The Eagles, a legendary rock band of the 1970s, experienced a remarkable ascent unlike any other. While their contemporaries delved into progressive rock or indulged in heavy metal fantasies, Don Henley and Glenn Frey chose a different path. They crafted breezy music that offered an escape from the challenges of everyday life. While their groundbreaking album, Hotel California, may be seen as their crowning achievement, Frey holds a different perspective on the band’s finest work.
During the early stages of their career, as they embarked on their debut album, the Eagles were still finding their footing. With the assistance of David Geffen at Asylum and the renowned superproducer Glyn Johns, the band achieved their first notable hits, including “Take It Easy” and “Peaceful Easy Feeling.” Although these tracks were a promising start, there was more work to be done.
Frey spoke highly of the band’s second album, Desperado. However, it did not find immediate success upon release. In fact, it was initially considered an underwhelming flop. It wasn’t until years later, when artists like Linda Ronstadt covered songs from the album, that the true power of tracks like the title song was recognized.
As the band evolved and added Don Felder to their lineup for the On the Border album, they gained additional musical prowess. Felder, nicknamed ‘Fingers,’ displayed his versatility by effortlessly playing various styles, whether it was shredding on a hard rock track or adding emotive guitar solos like in “Best of My Love.” This new dynamic thrust the band into their next phase, where they struck gold with the highly acclaimed One of These Nights album.
Immersed in the glamorous Hollywood scene, half of the album explored the darker side of the entertainment industry like never before. From Randy Meisner’s cautionary tale in “Too Many Hands” to the introspective title track, the band reminded their audience of the perils that come with pursuing a life in music. Furthermore, they drew from their own experiences, addressing topics such as the women who frequented bars on “Lyin’ Eyes” and the monotonous grind of Tinseltown on “The Hollywood Waltz.” There was an abundance of meaningful content for listeners to unpack.
It was during this transformative period that Frey believed the band had truly found their calling. Reflecting on the album later in life, he considered the title track, “One of These Nights,” a turning point in their career. In his memoir, Life in the Fast Lane, he remarked, “We made a quantum leap with ‘One of These Nights.’ It was a breakthrough song. It is my favorite Eagles record. If I had to choose one, it wouldn’t be ‘Hotel California’; it would be ‘One of These Nights.'”
Sadly, the band’s journey was not without its challenges.

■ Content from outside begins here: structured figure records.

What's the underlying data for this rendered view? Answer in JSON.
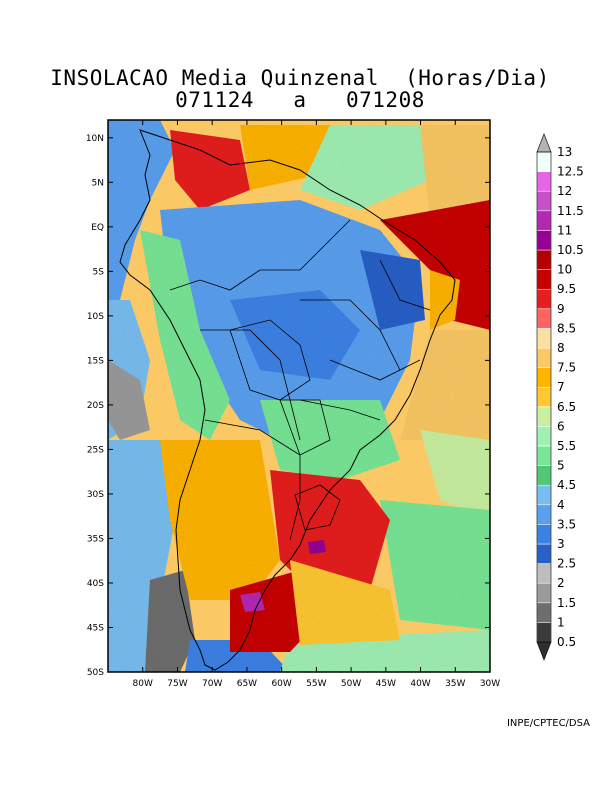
{
  "title": {
    "line1": "INSOLACAO Media Quinzenal  (Horas/Dia)",
    "line2": "071124   a   071208"
  },
  "credit": "INPE/CPTEC/DSA",
  "axes": {
    "lat_labels": [
      "10N",
      "5N",
      "EQ",
      "5S",
      "10S",
      "15S",
      "20S",
      "25S",
      "30S",
      "35S",
      "40S",
      "45S",
      "50S"
    ],
    "lat_values": [
      10,
      5,
      0,
      -5,
      -10,
      -15,
      -20,
      -25,
      -30,
      -35,
      -40,
      -45,
      -50
    ],
    "lon_labels": [
      "80W",
      "75W",
      "70W",
      "65W",
      "60W",
      "55W",
      "50W",
      "45W",
      "40W",
      "35W",
      "30W"
    ],
    "lon_values": [
      -80,
      -75,
      -70,
      -65,
      -60,
      -55,
      -50,
      -45,
      -40,
      -35,
      -30
    ],
    "lon_range": [
      -85,
      -30
    ],
    "lat_range": [
      -50,
      12
    ]
  },
  "colorbar": {
    "labels": [
      "0.5",
      "1",
      "1.5",
      "2",
      "2.5",
      "3",
      "3.5",
      "4",
      "4.5",
      "5",
      "5.5",
      "6",
      "6.5",
      "7",
      "7.5",
      "8",
      "8.5",
      "9",
      "9.5",
      "10",
      "10.5",
      "11",
      "11.5",
      "12",
      "12.5",
      "13"
    ],
    "colors": [
      "#3c3c3c",
      "#6e6e6e",
      "#9a9a9a",
      "#bebebe",
      "#2860c8",
      "#3c82e6",
      "#5aa0f0",
      "#78bef0",
      "#50c878",
      "#78e696",
      "#a0f0b4",
      "#c8f0a0",
      "#ffc832",
      "#ffb400",
      "#fac864",
      "#fae0a0",
      "#ff6464",
      "#e61e1e",
      "#c80000",
      "#b40000",
      "#960096",
      "#b428b4",
      "#c850c8",
      "#e664e6",
      "#f0fff8",
      "#b4b4b4"
    ]
  }
}
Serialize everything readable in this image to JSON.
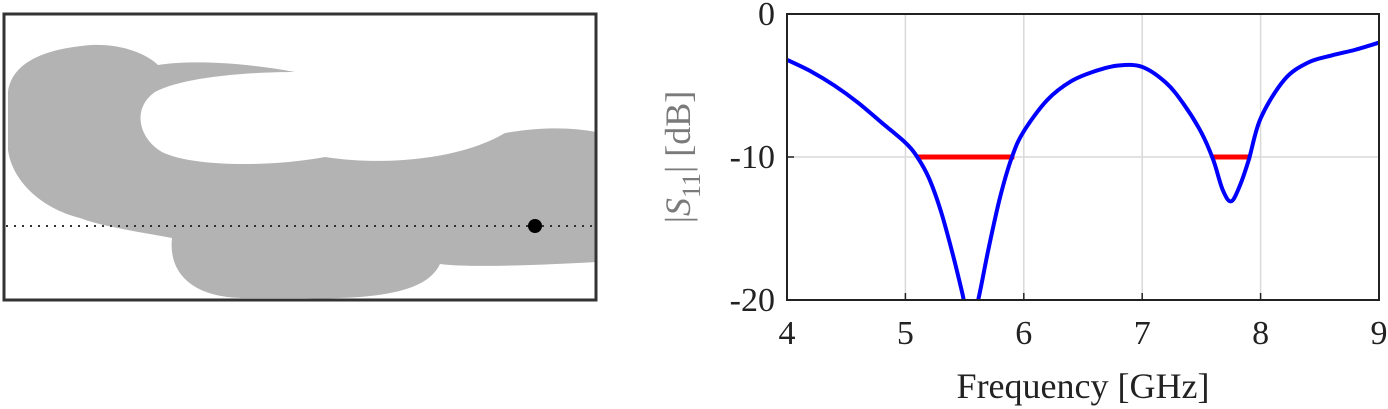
{
  "colors": {
    "shape_fill": "#b3b3b3",
    "frame": "#333333",
    "curve": "#0000ff",
    "band": "#ff0000",
    "grid": "#d9d9d9",
    "marker": "#000000"
  },
  "chart_data": {
    "type": "line",
    "xlabel": "Frequency [GHz]",
    "ylabel": {
      "bar_left": "|",
      "symbol": "S",
      "subscript": "11",
      "bar_right": "|",
      "unit": " [dB]"
    },
    "xlim": [
      4,
      9
    ],
    "ylim": [
      -20,
      0
    ],
    "xticks": [
      4,
      5,
      6,
      7,
      8,
      9
    ],
    "xtick_labels": [
      "4",
      "5",
      "6",
      "7",
      "8",
      "9"
    ],
    "yticks": [
      0,
      -10,
      -20
    ],
    "ytick_labels": [
      "0",
      "-10",
      "-20"
    ],
    "grid": true,
    "series": [
      {
        "color": "#0000ff",
        "x": [
          4.0,
          4.2,
          4.4,
          4.6,
          4.8,
          5.0,
          5.1,
          5.2,
          5.3,
          5.4,
          5.48,
          5.55,
          5.62,
          5.7,
          5.8,
          5.9,
          6.0,
          6.2,
          6.4,
          6.6,
          6.8,
          7.0,
          7.2,
          7.35,
          7.5,
          7.6,
          7.68,
          7.75,
          7.82,
          7.9,
          8.0,
          8.2,
          8.4,
          8.6,
          8.8,
          9.0
        ],
        "y": [
          -3.2,
          -4.0,
          -5.0,
          -6.2,
          -7.6,
          -9.0,
          -10.0,
          -11.5,
          -13.8,
          -16.8,
          -19.5,
          -22.0,
          -19.8,
          -16.5,
          -12.8,
          -10.0,
          -8.2,
          -6.0,
          -4.7,
          -4.0,
          -3.6,
          -3.7,
          -4.8,
          -6.3,
          -8.3,
          -10.2,
          -12.3,
          -13.1,
          -12.1,
          -10.2,
          -7.3,
          -4.6,
          -3.4,
          -2.9,
          -2.5,
          -2.0
        ]
      }
    ],
    "bands": [
      {
        "color": "#ff0000",
        "x_start": 5.1,
        "x_end": 5.92,
        "y": -10
      },
      {
        "color": "#ff0000",
        "x_start": 7.6,
        "x_end": 7.92,
        "y": -10
      }
    ]
  }
}
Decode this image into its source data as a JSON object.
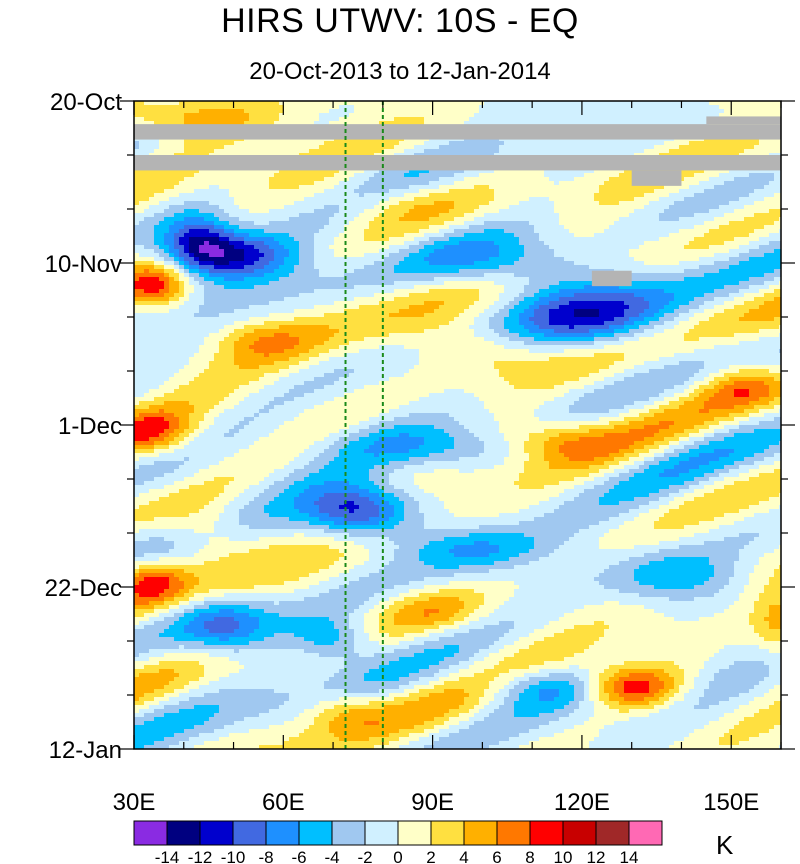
{
  "chart_data": {
    "type": "heatmap",
    "title": "HIRS UTWV: 10S - EQ",
    "subtitle": "20-Oct-2013 to 12-Jan-2014",
    "x_range": [
      30,
      160
    ],
    "x_ticks": [
      {
        "value": 30,
        "label": "30E"
      },
      {
        "value": 60,
        "label": "60E"
      },
      {
        "value": 90,
        "label": "90E"
      },
      {
        "value": 120,
        "label": "120E"
      },
      {
        "value": 150,
        "label": "150E"
      }
    ],
    "y_range_days": [
      0,
      84
    ],
    "y_ticks": [
      {
        "value": 0,
        "label": "20-Oct"
      },
      {
        "value": 21,
        "label": "10-Nov"
      },
      {
        "value": 42,
        "label": "1-Dec"
      },
      {
        "value": 63,
        "label": "22-Dec"
      },
      {
        "value": 84,
        "label": "12-Jan"
      }
    ],
    "reference_lines_lon": [
      72.5,
      80
    ],
    "missing_data_bands": [
      {
        "lon_from": 30,
        "lon_to": 160,
        "day_from": 3,
        "day_to": 5
      },
      {
        "lon_from": 30,
        "lon_to": 160,
        "day_from": 7,
        "day_to": 9
      },
      {
        "lon_from": 145,
        "lon_to": 160,
        "day_from": 2,
        "day_to": 3
      },
      {
        "lon_from": 130,
        "lon_to": 140,
        "day_from": 9,
        "day_to": 11
      },
      {
        "lon_from": 122,
        "lon_to": 130,
        "day_from": 22,
        "day_to": 24
      }
    ],
    "contour_levels": [
      -14,
      -12,
      -10,
      -8,
      -6,
      -4,
      -2,
      0,
      2,
      4,
      6,
      8,
      10,
      12,
      14
    ],
    "colorbar_labels": [
      "-14",
      "-12",
      "-10",
      "-8",
      "-6",
      "-4",
      "-2",
      "0",
      "2",
      "4",
      "6",
      "8",
      "10",
      "12",
      "14"
    ],
    "colors": [
      "#8a2be2",
      "#000080",
      "#0000cd",
      "#4169e1",
      "#1e90ff",
      "#00bfff",
      "#a0c8f0",
      "#d0f0ff",
      "#ffffc8",
      "#ffe040",
      "#ffb000",
      "#ff7800",
      "#ff0000",
      "#c80000",
      "#a02828",
      "#ff69b4"
    ],
    "missing_color": "#b4b4b4",
    "units": "K",
    "anomaly_features": [
      {
        "lon": 43,
        "day": 18,
        "value": -9,
        "spread_lon": 5,
        "spread_day": 2.5
      },
      {
        "lon": 50,
        "day": 20,
        "value": -11,
        "spread_lon": 9,
        "spread_day": 2.2
      },
      {
        "lon": 105,
        "day": 21,
        "value": -7,
        "spread_lon": 12,
        "spread_day": 2.5
      },
      {
        "lon": 122,
        "day": 28,
        "value": -8,
        "spread_lon": 12,
        "spread_day": 3
      },
      {
        "lon": 75,
        "day": 53,
        "value": -12,
        "spread_lon": 8,
        "spread_day": 2.5
      },
      {
        "lon": 90,
        "day": 45,
        "value": -5,
        "spread_lon": 12,
        "spread_day": 2
      },
      {
        "lon": 48,
        "day": 68,
        "value": -8,
        "spread_lon": 7,
        "spread_day": 2.5
      },
      {
        "lon": 70,
        "day": 70,
        "value": -6,
        "spread_lon": 6,
        "spread_day": 2
      },
      {
        "lon": 112,
        "day": 76,
        "value": -6,
        "spread_lon": 10,
        "spread_day": 2
      },
      {
        "lon": 140,
        "day": 62,
        "value": -6,
        "spread_lon": 10,
        "spread_day": 2.5
      },
      {
        "lon": 98,
        "day": 58,
        "value": -5,
        "spread_lon": 10,
        "spread_day": 2
      },
      {
        "lon": 34,
        "day": 24,
        "value": 9,
        "spread_lon": 5,
        "spread_day": 2
      },
      {
        "lon": 33,
        "day": 62,
        "value": 8,
        "spread_lon": 5,
        "spread_day": 2
      },
      {
        "lon": 34,
        "day": 43,
        "value": 6,
        "spread_lon": 6,
        "spread_day": 2
      },
      {
        "lon": 130,
        "day": 76,
        "value": 10,
        "spread_lon": 7,
        "spread_day": 2
      },
      {
        "lon": 100,
        "day": 32,
        "value": 5,
        "spread_lon": 10,
        "spread_day": 2.5
      },
      {
        "lon": 40,
        "day": 2,
        "value": 6,
        "spread_lon": 12,
        "spread_day": 2
      },
      {
        "lon": 115,
        "day": 44,
        "value": 5,
        "spread_lon": 8,
        "spread_day": 2
      },
      {
        "lon": 56,
        "day": 31,
        "value": 4,
        "spread_lon": 7,
        "spread_day": 2
      },
      {
        "lon": 160,
        "day": 68,
        "value": 6,
        "spread_lon": 4,
        "spread_day": 3
      },
      {
        "lon": 152,
        "day": 37,
        "value": 5,
        "spread_lon": 6,
        "spread_day": 2
      },
      {
        "lon": 90,
        "day": 66,
        "value": 4,
        "spread_lon": 8,
        "spread_day": 2
      },
      {
        "lon": 72,
        "day": 79,
        "value": 4,
        "spread_lon": 6,
        "spread_day": 2
      },
      {
        "lon": 45,
        "day": 56,
        "value": 4,
        "spread_lon": 6,
        "spread_day": 2.5
      },
      {
        "lon": 80,
        "day": 13,
        "value": 3,
        "spread_lon": 10,
        "spread_day": 2
      }
    ]
  }
}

Following disagreements and the reluctant inclusion of “I Wish You Peace,” Bernie Leadon departed, making way for Joe Walsh to join for the iconic Hotel California album. This transition marked the beginning of the Eagles spreading their wings, each member holding boundless potential for even greater artistic achievements.
Q: Which album is considered the Eagles’ crowning achievement?
A: The Eagles’ groundbreaking album, Hotel California, is often regarded as their crowning achievement.
Q: Who joined the Eagles for the album On the Border?
A: Don Felder joined the Eagles for the On the Border album, bringing added musical expertise to the band.
Q: What song does Glenn Frey consider his favorite Eagles record?
A: Glenn Frey considers “One of These Nights” as his favorite Eagles record, describing it as a breakthrough song.
Q: Why did Bernie Leadon leave the Eagles?
A: Bernie Leadon left the Eagles due to creative disagreements, making way for Joe Walsh to join the band.